There are few experiences all Tech students share, but one that most — if not all — have in common is completing the ENGL 1101 and 1102 courses. Although these are graduation requirements, there is more at work in these classes than simply teaching students communication skills.
Many of the professors teaching these writing and communication classes participate in the Marion L. Brittain Postdoctoral Fellowship and use these classes as a chance to conduct research. One such fellow, Dr. Nick Sturm pointed out the unique characteristics of the fellowship.
“The purpose of those classes that the fellows teach isn’t necessarily about any of our specific subject expertise, but we are encouraged to use our subject expertise in these classes as a vehicle for teaching this pedagogy,” said Strum.

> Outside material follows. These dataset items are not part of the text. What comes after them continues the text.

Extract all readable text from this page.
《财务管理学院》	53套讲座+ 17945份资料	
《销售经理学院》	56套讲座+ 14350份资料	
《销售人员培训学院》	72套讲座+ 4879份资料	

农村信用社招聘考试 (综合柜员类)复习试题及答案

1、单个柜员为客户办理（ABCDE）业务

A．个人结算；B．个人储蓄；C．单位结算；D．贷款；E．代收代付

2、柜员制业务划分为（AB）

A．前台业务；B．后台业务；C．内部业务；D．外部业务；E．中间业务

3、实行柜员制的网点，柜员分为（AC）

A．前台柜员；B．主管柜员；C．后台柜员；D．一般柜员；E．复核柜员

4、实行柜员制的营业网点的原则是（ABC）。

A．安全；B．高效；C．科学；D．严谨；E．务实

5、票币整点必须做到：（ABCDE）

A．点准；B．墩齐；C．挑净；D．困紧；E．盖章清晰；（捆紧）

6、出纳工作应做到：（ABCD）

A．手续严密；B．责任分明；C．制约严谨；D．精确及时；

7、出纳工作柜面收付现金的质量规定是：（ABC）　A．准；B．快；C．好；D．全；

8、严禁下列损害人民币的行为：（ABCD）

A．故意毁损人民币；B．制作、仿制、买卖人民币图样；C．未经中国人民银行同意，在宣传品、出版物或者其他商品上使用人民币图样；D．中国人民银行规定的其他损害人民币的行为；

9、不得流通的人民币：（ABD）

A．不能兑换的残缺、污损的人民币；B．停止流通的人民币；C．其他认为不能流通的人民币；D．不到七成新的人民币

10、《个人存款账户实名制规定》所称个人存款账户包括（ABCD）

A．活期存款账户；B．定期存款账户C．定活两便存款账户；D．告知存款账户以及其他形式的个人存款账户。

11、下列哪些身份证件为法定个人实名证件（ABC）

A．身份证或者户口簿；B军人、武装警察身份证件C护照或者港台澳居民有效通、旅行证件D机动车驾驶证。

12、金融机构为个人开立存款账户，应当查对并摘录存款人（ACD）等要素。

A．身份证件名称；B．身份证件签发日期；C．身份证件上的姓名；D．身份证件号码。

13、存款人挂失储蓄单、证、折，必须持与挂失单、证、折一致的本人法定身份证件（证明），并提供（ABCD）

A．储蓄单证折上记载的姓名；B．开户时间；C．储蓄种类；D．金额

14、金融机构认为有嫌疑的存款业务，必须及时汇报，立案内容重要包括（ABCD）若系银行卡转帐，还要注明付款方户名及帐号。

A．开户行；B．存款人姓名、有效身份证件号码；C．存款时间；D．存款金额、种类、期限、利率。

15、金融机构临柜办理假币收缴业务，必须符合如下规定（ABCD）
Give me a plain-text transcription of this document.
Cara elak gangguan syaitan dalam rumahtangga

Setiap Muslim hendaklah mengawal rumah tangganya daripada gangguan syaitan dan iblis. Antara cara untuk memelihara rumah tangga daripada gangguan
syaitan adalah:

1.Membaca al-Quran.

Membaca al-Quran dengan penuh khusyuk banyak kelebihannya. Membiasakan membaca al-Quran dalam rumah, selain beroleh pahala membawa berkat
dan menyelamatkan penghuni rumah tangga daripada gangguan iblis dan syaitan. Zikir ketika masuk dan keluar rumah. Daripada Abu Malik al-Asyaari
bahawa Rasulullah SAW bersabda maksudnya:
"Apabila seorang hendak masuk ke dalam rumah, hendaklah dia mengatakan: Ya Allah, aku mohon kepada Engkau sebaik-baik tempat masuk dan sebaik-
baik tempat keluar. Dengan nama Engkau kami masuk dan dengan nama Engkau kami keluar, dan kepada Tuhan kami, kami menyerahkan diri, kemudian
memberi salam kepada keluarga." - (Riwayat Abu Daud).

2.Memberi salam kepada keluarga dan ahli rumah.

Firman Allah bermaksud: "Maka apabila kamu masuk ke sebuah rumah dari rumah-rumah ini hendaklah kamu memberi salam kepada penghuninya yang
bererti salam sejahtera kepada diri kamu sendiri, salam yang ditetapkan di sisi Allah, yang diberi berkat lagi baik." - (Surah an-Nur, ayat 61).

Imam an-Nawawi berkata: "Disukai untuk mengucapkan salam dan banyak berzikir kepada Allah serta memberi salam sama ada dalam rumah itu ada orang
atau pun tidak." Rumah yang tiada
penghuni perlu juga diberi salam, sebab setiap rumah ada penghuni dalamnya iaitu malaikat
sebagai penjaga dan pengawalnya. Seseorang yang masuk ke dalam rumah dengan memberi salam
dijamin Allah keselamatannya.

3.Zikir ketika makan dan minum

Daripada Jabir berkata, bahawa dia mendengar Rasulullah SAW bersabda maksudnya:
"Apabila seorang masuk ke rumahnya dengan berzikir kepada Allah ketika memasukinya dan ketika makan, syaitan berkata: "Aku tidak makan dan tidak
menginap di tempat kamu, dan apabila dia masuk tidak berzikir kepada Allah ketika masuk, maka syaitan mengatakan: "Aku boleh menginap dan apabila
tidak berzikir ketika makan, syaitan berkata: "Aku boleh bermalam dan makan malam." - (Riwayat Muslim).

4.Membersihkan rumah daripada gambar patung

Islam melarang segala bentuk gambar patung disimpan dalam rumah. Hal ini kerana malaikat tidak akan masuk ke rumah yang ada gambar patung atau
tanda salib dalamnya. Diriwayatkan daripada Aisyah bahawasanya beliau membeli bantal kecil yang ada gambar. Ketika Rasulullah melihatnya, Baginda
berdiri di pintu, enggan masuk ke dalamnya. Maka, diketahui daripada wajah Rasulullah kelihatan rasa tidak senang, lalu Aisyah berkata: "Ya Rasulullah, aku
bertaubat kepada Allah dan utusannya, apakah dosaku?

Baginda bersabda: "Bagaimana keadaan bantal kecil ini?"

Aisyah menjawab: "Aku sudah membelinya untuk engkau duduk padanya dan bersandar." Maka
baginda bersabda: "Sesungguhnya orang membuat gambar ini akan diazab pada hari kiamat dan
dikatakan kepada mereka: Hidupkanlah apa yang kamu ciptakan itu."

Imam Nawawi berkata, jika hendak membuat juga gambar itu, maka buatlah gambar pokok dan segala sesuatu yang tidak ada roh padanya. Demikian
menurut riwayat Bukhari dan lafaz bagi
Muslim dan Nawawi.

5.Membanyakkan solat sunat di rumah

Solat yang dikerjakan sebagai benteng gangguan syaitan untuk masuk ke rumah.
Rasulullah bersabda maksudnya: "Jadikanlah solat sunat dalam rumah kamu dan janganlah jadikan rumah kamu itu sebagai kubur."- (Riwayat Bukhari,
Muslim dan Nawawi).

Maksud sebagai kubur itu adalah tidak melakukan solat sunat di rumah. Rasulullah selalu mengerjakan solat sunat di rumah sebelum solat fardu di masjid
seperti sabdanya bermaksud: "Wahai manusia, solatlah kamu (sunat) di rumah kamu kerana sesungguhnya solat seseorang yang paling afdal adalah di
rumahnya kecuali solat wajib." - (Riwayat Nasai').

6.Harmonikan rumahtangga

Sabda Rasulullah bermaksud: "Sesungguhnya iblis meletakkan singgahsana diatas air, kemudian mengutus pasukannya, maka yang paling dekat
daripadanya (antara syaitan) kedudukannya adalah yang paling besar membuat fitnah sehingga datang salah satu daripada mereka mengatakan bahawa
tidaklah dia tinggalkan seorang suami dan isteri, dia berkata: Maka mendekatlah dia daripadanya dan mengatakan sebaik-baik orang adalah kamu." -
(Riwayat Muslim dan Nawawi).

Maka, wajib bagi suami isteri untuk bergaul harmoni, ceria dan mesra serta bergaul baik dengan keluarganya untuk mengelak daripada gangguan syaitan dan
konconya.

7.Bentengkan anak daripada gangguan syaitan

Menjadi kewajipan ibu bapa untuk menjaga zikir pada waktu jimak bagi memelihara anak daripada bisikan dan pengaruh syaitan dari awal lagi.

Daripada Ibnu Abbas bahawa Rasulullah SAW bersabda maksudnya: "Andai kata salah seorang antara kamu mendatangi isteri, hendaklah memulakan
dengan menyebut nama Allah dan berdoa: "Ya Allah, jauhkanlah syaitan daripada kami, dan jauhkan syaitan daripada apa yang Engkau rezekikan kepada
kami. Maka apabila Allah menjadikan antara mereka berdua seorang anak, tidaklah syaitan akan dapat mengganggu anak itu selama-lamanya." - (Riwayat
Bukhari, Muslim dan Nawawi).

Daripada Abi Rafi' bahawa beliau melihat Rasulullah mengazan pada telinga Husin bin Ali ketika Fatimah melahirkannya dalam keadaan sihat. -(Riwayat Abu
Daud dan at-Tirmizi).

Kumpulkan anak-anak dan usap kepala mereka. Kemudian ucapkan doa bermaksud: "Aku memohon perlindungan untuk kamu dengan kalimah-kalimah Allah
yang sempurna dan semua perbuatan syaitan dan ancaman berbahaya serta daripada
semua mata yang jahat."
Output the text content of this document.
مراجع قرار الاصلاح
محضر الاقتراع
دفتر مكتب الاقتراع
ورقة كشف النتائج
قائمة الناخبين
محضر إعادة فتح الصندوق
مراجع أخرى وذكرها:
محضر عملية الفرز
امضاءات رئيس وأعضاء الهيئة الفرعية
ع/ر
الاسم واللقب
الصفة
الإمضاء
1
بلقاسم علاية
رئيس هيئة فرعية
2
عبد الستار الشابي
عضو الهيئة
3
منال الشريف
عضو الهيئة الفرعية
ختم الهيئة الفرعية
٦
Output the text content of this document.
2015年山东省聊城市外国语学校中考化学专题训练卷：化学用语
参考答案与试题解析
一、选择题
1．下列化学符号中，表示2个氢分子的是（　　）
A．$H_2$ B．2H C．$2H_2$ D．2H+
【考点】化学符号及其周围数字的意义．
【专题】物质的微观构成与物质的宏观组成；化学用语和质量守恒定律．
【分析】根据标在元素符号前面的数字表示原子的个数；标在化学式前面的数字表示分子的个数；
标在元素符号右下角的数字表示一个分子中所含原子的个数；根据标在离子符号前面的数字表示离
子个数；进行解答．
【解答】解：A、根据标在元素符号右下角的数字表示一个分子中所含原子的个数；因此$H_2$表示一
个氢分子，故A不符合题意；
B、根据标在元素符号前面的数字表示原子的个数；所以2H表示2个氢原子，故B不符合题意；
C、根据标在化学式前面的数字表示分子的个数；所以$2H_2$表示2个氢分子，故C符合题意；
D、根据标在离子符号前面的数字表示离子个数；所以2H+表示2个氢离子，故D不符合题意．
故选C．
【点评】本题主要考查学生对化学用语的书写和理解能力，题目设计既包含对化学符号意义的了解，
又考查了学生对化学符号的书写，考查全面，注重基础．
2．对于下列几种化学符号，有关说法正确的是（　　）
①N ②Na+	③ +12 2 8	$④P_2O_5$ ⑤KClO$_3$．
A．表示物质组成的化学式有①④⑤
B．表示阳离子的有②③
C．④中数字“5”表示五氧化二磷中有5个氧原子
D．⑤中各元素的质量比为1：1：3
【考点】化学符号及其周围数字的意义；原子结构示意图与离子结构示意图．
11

“It’s really neat to see a fellowship at a university like Georgia Tech that’s encouraging a multidisciplinary humanities-based approach to teaching communication.”
The Fellowship treats the teaching experience as an opportunity for the fellows to further their research in various topics.
“One of the things that’s most important for us as faculty is that we’re encouraged to merge our research and our teaching completely,” said Strum.
This research can be either pedagogical research or research on the topic the fellows specialized in for their doctorate. Sturm, who holds degrees in history, poetry and creative writing, now teaches classes at Tech focused on poetry, painting and film. He is able to use these topics for more than just teaching his students about the surface content.
“We can see students as pure researchers in our work, said Sturm. “My students contribute to my research and often are creating projects that contribute to my field of study.”
As a way of documenting the work done by the Brittain Fellows, the online forum TECHStyle was created in 2011 for sharing articles fellows write on a variety of topics related to communication and writing pedagogy. Currently, Sturm acts as the head editor of TECHStyle.
“It is a place for us as Brittain Fellows to formalize for ourselves in writing the way that our research and our teaching is reciprocal,” said Sturm, who sees TECHStyle as having become similar to an academic journal in recent years.
Additionally, TECHStyle provides a record of ways in which education is constantly changing over time.
“We’re framing all that work in a really public facing way to show that the pedagogy is not mechanical,” said Strum. “It’s absolutely the way that we’re thinking and it’s helping us innovate in our work and we want to show that through TECHStyle.”
Sturm sees this process of innovative education over time as a way of proving to students the power of multimodal communication.
“My students come in, and they know nothing about poetry, painting, or they think they don’t,” said Sturm. “Fifteen weeks later, they produce incredible, innovative, multimodal work that is contributing to the field of study.”
But TECHStyle’s reach is not limited to just the Tech community.
“The blog is also really useful as a tool for instructors at other institutions who are looking to innovate with their pedagogy,” said Sturm. “We’re providing all sorts of examples of how our students use multimodality to create really interesting research-based humanities work.”
Sturm also emphasized that for the Brittain Fellows, TECHStyle is a friendly community where academic writing can first be published, before moving on to another platform.
“Academic publishing can be pretty intimidating. There’s a lot of gate-keeping,” said Sturm, advocating the welcoming environment of TECHStyle as an alternative.
“It’s a way to publish your work in a way that’s really friendly.”
On TECHStyle, both written articles and other forms of media, such as podcasts, are published.
“If we’re teaching multimodality, we want to show our students that we’re working in these modes as well,” said Sturm.
“We’re also not interested and invested in.”
Although Sturm’s time as editor will be coming to an end this semester, he still has a vision for TECHStyle’s future as well for its success.
“My idea for it is that it just stays a lively place for conversation,” said Sturm. “It needs to be alive and it needs to be a place where ideas are in progress, not where things are defined and set in stone.
“I think that’s the whole
point of blogs in general is that they are these active places where people are participating.”
Sturm pointed out that there are many individuals who contribute to the continued success of TECHStyle, including Dr. Rebecca Burnett, the Director of the Writing and Communication Program at Tech. He also reiterated that the uniqueness of the Brittain Fellowship allows for not only the fellows to benefit, but also the students, as they are able to actively apply the skills they learn in English classes at Tech.
“Posting my students’ work on TECHStyle in a different context shows them that their work has public facing value,” said Strum. “That’s something that’s often lacking. I think students don’t see, ‘How’s the work that I do in class matter?’ And this is an example of the way it matters.”
“Posting my students’ work on TECHStyle in a different context shows them that their work has public facing value,” said Strum.
“That’s something that’s often lacking. I think students don’t see, ‘How’s the work that I do in class matter?’ And this is an example of the way it matters.”